At the bottom of the scale was Category 1, for storms with sustained winds of 74 to 95 mph. At the top was Category 5, for disasters with winds of 157 mph or more.
In the half-century since the scale’s debut, land and ocean temperatures have steadily risen due to greenhouse gas emissions. Hurricanes have become more intense, with stronger winds and heavier rainfall.
This week, a research team at the University of Pennsylvania led by climate scientist Michael Mann predicted that the North Atlantic will see an unprecedented 33 named tropical cyclones from June 1 to Nov. 30.

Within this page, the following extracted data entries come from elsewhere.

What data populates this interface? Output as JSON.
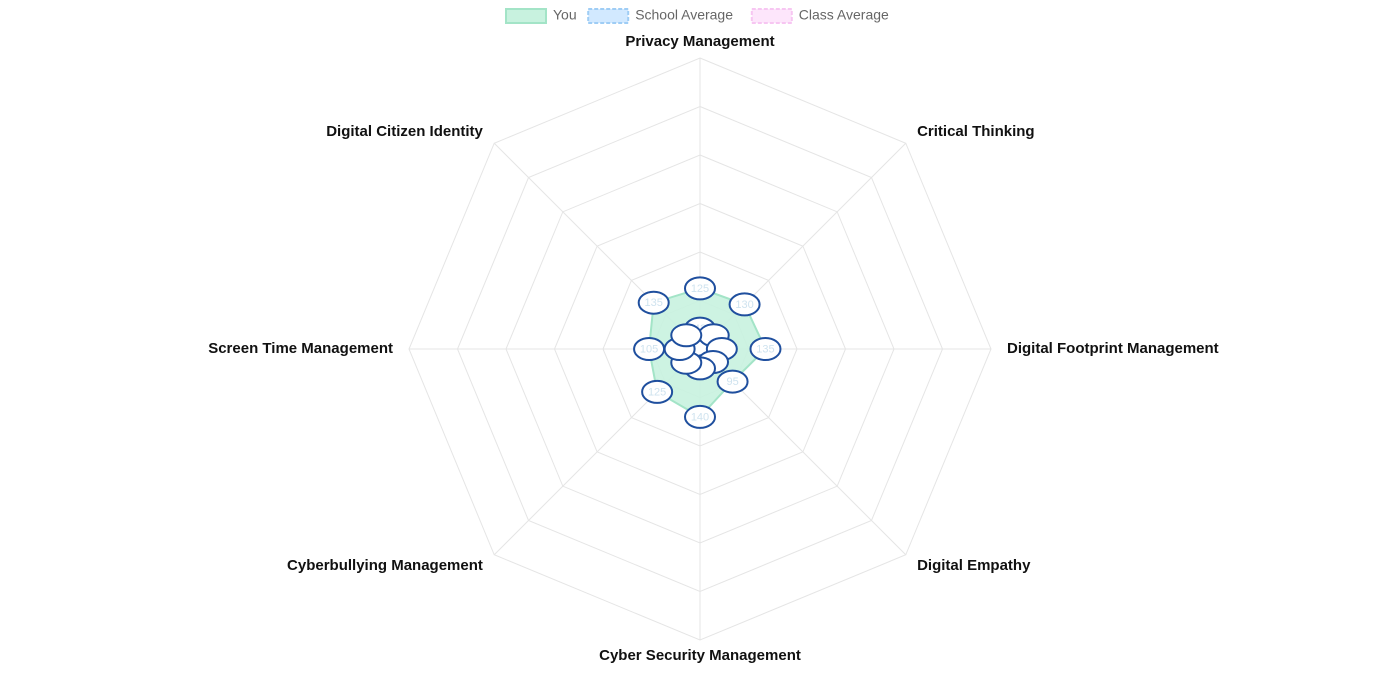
{
  "chart_data": {
    "type": "radar",
    "categories": [
      "Privacy Management",
      "Critical Thinking",
      "Digital Footprint Management",
      "Digital Empathy",
      "Cyber Security Management",
      "Cyberbullying Management",
      "Screen Time Management",
      "Digital Citizen Identity"
    ],
    "r_range": [
      0,
      600
    ],
    "grid": true,
    "legend_position": "top",
    "series": [
      {
        "name": "You",
        "values": [
          125,
          130,
          135,
          95,
          140,
          125,
          105,
          135
        ],
        "fill": "#c8f2df",
        "stroke": "#a3e4c7",
        "dashed": false
      },
      {
        "name": "School Average",
        "values": [
          42,
          40,
          45,
          38,
          40,
          40,
          42,
          40
        ],
        "fill": "#d2e9ff",
        "stroke": "#9fcdf5",
        "dashed": true
      },
      {
        "name": "Class Average",
        "values": [
          12,
          12,
          12,
          12,
          12,
          12,
          12,
          12
        ],
        "fill": "#fde6fb",
        "stroke": "#f7c6f2",
        "dashed": true
      }
    ],
    "data_label_visible": {
      "You": [
        true,
        true,
        true,
        true,
        true,
        true,
        true,
        true
      ],
      "School Average": [
        true,
        false,
        false,
        false,
        false,
        false,
        false,
        false
      ],
      "Class Average": [
        false,
        false,
        false,
        false,
        false,
        false,
        false,
        false
      ]
    }
  },
  "colors": {
    "grid": "#e5e5e5",
    "data_label_border": "#1f4f9e",
    "data_label_text": "#cfe3ef"
  }
}
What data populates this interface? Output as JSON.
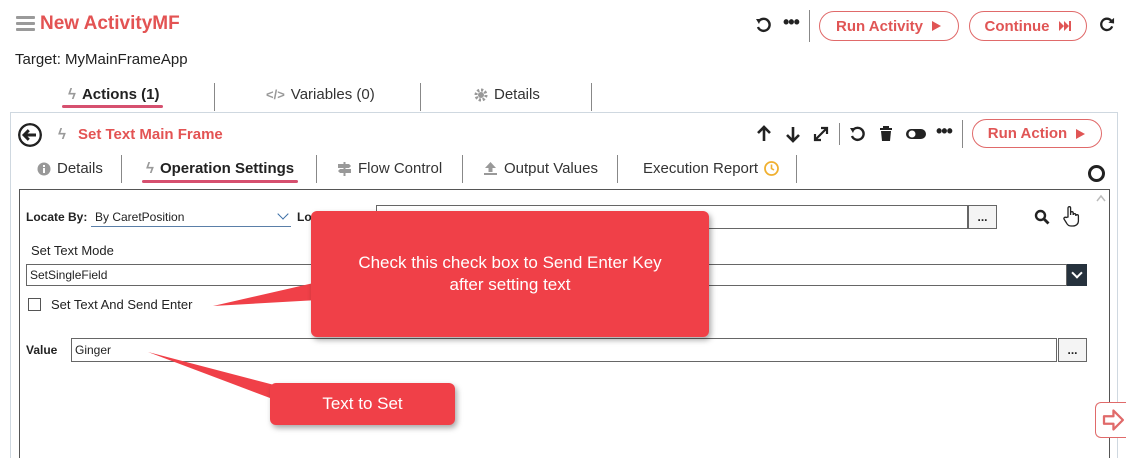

Some scientists argue that with catastrophic storms regularly blowing past the 157-mph threshold, the Saffir-Simpson scale no longer adequately conveys the threat the biggest hurricanes present.
Earlier this year, two climate scientists published a paper comparing historical storm activity to a hypothetical version of the Saffir-Simpson scale, including a Category 6, for storms with sustained winds of 192 mph or more.
Of the 197 hurricanes classified as Category 5 from 1980 to 2021, five fit the description of a hypothetical Category 6 hurricane: Typhoon Haiyan in 2013, Hurricane Patricia in 2015, Typhoon Meranti in 2016, Typhoon Goni in 2020, and Typhoon Surigae in 2021.
Patricia, which made landfall near Jalisco, Mexico, in October 2015, is the most powerful tropical cyclone ever recorded in terms of maximum sustained winds.
(While the paper looked at global storms, only storms in the Atlantic Ocean and the northern Pacific Ocean east of the International Date Line are officially ranked on the Saffir-Simpson scale. Other parts of the world use different classification systems.)
Though the storm had weakened to a Category 4 by the time it landed, its sustained winds over the Pacific Ocean hit 215 mph.
“That’s kind of incomprehensible,” said Michael F. Wehner, a senior scientist at the Lawrence Berkeley National Laboratory and co-author of the Category 6 paper. “That’s faster than a racing car in a straightaway. It’s a new and dangerous world.”
In their paper, which was published in the Proceedings of the National Academy of Sciences, Wehner and co-author James P. Kossin of the University of Wisconsin–Madison did not explicitly call for the adoption of a Category 6, primarily because the scale is quickly being supplanted by other measurement tools that more accurately gauge the hazard of a specific storm.
“The Saffir-Simpson scale is not all that good for warning the public of the impending danger of a storm,” Wehner said.